Voltou assim, terrível, implacável, caminhando de braços cruzados ao encontro do general, que não compreendera a que se devera o seu desaparecimento, que o esperava e que, sentindo os dentes entrechocarem-se-lhe e as pernas vergarem-se-lhe debaixo do corpo, recuou um passo e só se deteve quando encontrou numa mesa um ponto de apoio para a sua mão crispada.
- Fernand! - gritou-lhe Monte-Cristo. - Dos meus cem nomes, bastar-me-ia dizer-te um só para te fulminar. Mas tu adivinhas esse nome, não é verdade? Ou antes, recorda-lo. Porque apesar de todos os meus desgostos, de todas as minhas torturas, mostro-te hoje uma cara que o prazer da vingança rejuvenesce, uma cara que deves ter visto muitas vezes nos teus sonhos depois do teu casamento... com Mercédès, minha noiva! Com a cabeça inclinada para trás, as mãos estendidas e o olhar fixo, o general assistiu em silêncio ao espectáculo.

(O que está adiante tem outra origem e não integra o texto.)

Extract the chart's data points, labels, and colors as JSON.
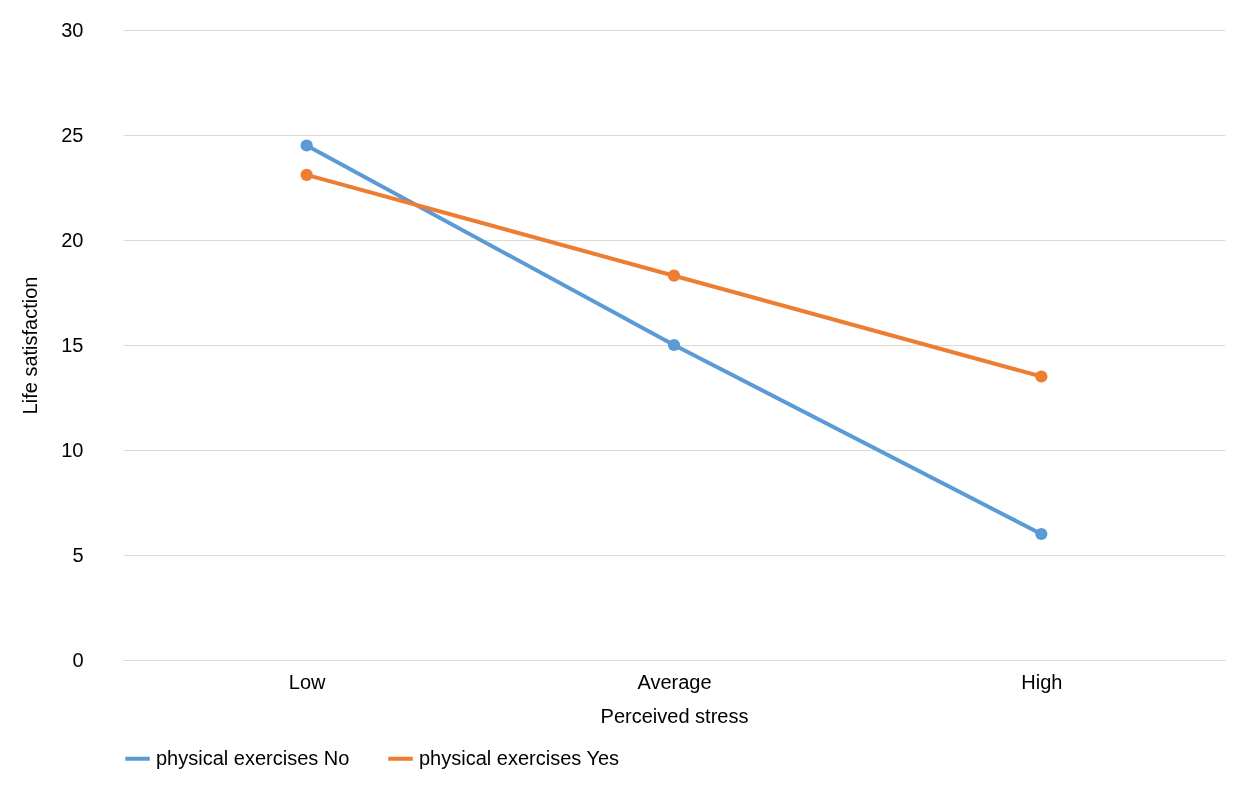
{
  "chart_data": {
    "type": "line",
    "xlabel": "Perceived stress",
    "ylabel": "Life satisfaction",
    "categories": [
      "Low",
      "Average",
      "High"
    ],
    "series": [
      {
        "name": "physical exercises No",
        "color": "#5b9bd5",
        "values": [
          24.5,
          15.0,
          6.0
        ]
      },
      {
        "name": "physical exercises Yes",
        "color": "#ed7d31",
        "values": [
          23.1,
          18.3,
          13.5
        ]
      }
    ],
    "ylim": [
      0,
      30
    ],
    "yticks": [
      0,
      5,
      10,
      15,
      20,
      25,
      30
    ],
    "grid": "y",
    "legend": "bottom",
    "marker": "circle",
    "line_style": "solid"
  }
}
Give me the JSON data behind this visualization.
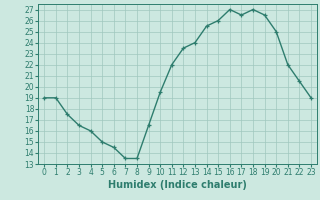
{
  "x": [
    0,
    1,
    2,
    3,
    4,
    5,
    6,
    7,
    8,
    9,
    10,
    11,
    12,
    13,
    14,
    15,
    16,
    17,
    18,
    19,
    20,
    21,
    22,
    23
  ],
  "y": [
    19,
    19,
    17.5,
    16.5,
    16,
    15,
    14.5,
    13.5,
    13.5,
    16.5,
    19.5,
    22,
    23.5,
    24,
    25.5,
    26,
    27,
    26.5,
    27,
    26.5,
    25,
    22,
    20.5,
    19
  ],
  "line_color": "#2e7d6e",
  "marker": "+",
  "marker_color": "#2e7d6e",
  "bg_color": "#cce8e0",
  "grid_color": "#a0c8be",
  "xlabel": "Humidex (Indice chaleur)",
  "ylabel": "",
  "xlim": [
    -0.5,
    23.5
  ],
  "ylim": [
    13,
    27.5
  ],
  "yticks": [
    13,
    14,
    15,
    16,
    17,
    18,
    19,
    20,
    21,
    22,
    23,
    24,
    25,
    26,
    27
  ],
  "xticks": [
    0,
    1,
    2,
    3,
    4,
    5,
    6,
    7,
    8,
    9,
    10,
    11,
    12,
    13,
    14,
    15,
    16,
    17,
    18,
    19,
    20,
    21,
    22,
    23
  ],
  "tick_fontsize": 5.5,
  "label_fontsize": 7,
  "line_width": 1.0,
  "marker_size": 3.5,
  "marker_edge_width": 0.9
}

Depois, procurou o apoio da parede e deslizou lentamente até à porta, pela qual saiu às arrecuas, deixando escapar apenas este grito lúgubre, lamentoso, dilacerante:
- Edmond Dantès! Em seguida, com suspiros que não tinham nada de humanos, arrastou-se até ao peristilo da casa, atravessou o pátio como um ébrio e caiu nos braços do seu criado de quarto, murmurando apenas em voz ininteligível:
- Para o palácio! Para o palácio!
Pelo caminho, o ar fresco e a vergonha que lhe causava a atenção das pessoas puseram-no em estado de coordenar ideias.
Mas o trajecto foi curto e, à medida que se aproximava de casa, o conde sentia renovarem-se todos os seus sofrimentos.
A poucos passos de casa, o conde mandou parar e apeou-se.
A porta do palácio estava escancarada. Um fiacre, cujo cocheiro ficara muito surpreendido por ser chamado àquela magnífica mansão, estava parado no meio do pátio. O conde olhou o fiacre com terror, mas não ousou interrogar ninguém e correu para os seus aposentos.
Duas pessoas desceram a escada e só teve tempo de se esconder num gabinete para as evitar.
Era Mercédès, apoiada no braço do filho; ambos deixavam o palácio.
Passaram a curta distância do desventurado, que, oculto atrás do reposteiro de damasco, foi mesmo assim aflorado pelo vestido de seda de Mercédès e sentiu no rosto o hálito tépido destas palavras pronunciadas pelo filho:
- Coragem, minha mãe! Venha, venha, aqui já não é a nossa casa.
As palavras extinguiram-se e os passos afastaram-se.
O general endireitou-se, suspenso pelas mãos crispadas no reposteiro de damasco. Comprimia o mais horrível soluço jamais saído do peito de um pai, abandonado simultaneamente pela mulher e pelo filho.